In politica estera la frenetica attività della Presidente del Consiglio non è sufficiente a colmare il vuoto di credibilità e di autorevolezza che caratterizza il Governo. Già la presenza nella maggioranza di un partito come la Lega, dichiaratamente filo russa, e la scarsa incisività delle posizioni italiane sul fronte dell’alleanza nord atlantica, sono limiti oggettivi che pesano. D’altro canto un piccolo Paese, come il nostro, ha sempre avuto seri problemi a giocare un ruolo importante in uno scacchiere nel quale conta la forza economica e quella militare. I freddi rapporti con la Francia e la GB accentuano queste difficoltà fino a renderci marginali in un momento in cui le guerre, che insanguinano territori a noi vicinissimi, richiederebbero una forte solidarietà tra gli Stati alleati. Già in anni abbastanza lontani, quando si discusse dell’unificazione tedesca, subito dopo la caduta del muro e l’implosione dell’URSS, le riserve italiane sulle modalità di riunificazione delle due Germanie vennero respinte come provenienti da uno Stato pur fondatore dell’UE, che non faceva parte di quelli che avevano vinto la guerra. Siamo ancora a quel punto o forse qualche passo indietro.

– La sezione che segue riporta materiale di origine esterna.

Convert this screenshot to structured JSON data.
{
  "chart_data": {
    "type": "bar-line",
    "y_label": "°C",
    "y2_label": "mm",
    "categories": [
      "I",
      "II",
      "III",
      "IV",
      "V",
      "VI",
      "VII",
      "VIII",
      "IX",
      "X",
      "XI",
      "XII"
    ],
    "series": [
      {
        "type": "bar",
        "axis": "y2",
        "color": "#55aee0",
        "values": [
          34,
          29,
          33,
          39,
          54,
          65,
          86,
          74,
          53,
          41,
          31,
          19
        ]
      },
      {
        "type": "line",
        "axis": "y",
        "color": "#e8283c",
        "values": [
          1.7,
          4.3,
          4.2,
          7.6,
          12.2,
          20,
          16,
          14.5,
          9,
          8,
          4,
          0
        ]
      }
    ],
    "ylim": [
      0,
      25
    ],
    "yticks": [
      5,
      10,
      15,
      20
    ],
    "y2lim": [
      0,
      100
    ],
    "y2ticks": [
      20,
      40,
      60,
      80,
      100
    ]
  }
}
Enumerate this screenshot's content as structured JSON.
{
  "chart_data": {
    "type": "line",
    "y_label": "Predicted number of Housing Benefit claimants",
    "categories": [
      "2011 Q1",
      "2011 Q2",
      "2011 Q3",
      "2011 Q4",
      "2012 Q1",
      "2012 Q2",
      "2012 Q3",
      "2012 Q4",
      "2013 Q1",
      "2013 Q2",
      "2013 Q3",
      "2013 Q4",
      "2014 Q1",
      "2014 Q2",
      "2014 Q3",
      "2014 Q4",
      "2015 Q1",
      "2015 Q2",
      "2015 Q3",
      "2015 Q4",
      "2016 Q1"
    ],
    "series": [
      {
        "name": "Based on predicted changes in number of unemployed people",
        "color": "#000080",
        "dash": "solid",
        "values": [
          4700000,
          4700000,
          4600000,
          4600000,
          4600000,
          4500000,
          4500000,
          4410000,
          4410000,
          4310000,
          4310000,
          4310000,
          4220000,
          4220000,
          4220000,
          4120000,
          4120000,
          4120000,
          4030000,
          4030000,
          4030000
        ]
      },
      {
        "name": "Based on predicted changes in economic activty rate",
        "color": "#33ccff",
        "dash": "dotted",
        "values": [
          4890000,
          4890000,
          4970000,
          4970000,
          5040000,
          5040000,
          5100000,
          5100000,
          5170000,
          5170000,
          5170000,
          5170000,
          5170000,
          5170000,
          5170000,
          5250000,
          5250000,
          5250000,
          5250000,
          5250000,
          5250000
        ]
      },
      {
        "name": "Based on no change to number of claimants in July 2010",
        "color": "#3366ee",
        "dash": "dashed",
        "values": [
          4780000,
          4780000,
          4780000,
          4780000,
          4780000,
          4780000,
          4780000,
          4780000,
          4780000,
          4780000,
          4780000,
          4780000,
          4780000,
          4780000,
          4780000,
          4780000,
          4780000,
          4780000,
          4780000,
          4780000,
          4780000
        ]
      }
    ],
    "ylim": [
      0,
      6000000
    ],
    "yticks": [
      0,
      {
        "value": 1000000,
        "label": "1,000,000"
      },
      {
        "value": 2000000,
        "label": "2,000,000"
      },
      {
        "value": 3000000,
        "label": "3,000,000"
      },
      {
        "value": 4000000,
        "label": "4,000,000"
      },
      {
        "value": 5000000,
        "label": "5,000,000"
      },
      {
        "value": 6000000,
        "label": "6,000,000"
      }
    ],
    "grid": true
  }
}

La strada è segnata. Cosa può rallentare una conclusione che va maturando ed è evidente nell’attività o meglio nell’inattività del Governo? Paradossalmente può essere l’opposizione a dare un involontario aiuto. Non emerge nel Paese una forza politica in grado di coagulare un sufficiente consenso per fare aprire una crisi. Le politiche sindacali non si rendono conto che il cittadino non sopporta più i continui scioperi in settori, come quello dei trasporti, che sono essenziali per consentire a chi deve farlo di programmare per tempo i suoi spostamenti. Non si tratta di mettere in discussione il sacrosanto diritto dei lavoratori di scioperare quanto quello di ribadire la necessità che ogni cittadino possa avere certezza che ogni venerdì non vi sarà uno sciopero locale, regionale o nazionale che rende le città ancora più invivibili e che costringe tutti a fare i salti mortali per affrontare le sue normali incombenze di vita e di lavoro.
Il Pd e 5S non possono fare i separati in casa che fingono di stare assieme, non si parlano e si fanno i dispetti. Troppe differenze in tutti i campi. Del c.d. Terzo Polo non si hanno tracce; c’è, non c’è? Non credo che il quesito tolga il sonno a qualcuno ma qualcosa dovrà pur essere detto a chi guarda a un’area riformatrice come potenzialmente capace di raccogliere un vasto consenso nell’elettorato di centro. Intanto gli indiani di ultima generazione (Geronimo), usciti dalla riserva, conquistano il palcoscenico di uno dei teatri più prestigiosi d’Europa, chi può manda i figli a studiare all’estero, dove magari ha già riserve finanziarie costituite legalmente o meno, la sanità privata sostituisce sempre più, pagando s’intende, quella pubblica, con qualche eccezione, così come l’Istruzione soprattutto universitaria.
L’Europa orientale brucia e il Medio Oriente esplode, mentre il nostro ceto medio s’impoverisce, i ricchi diventano sempre più ricchi, i poveri sono sempre più poveri, e i disperati non temono di morire ma di continuare una vita di stenti e privazioni.
Vogliamo spegnere l’incendio con i secchi?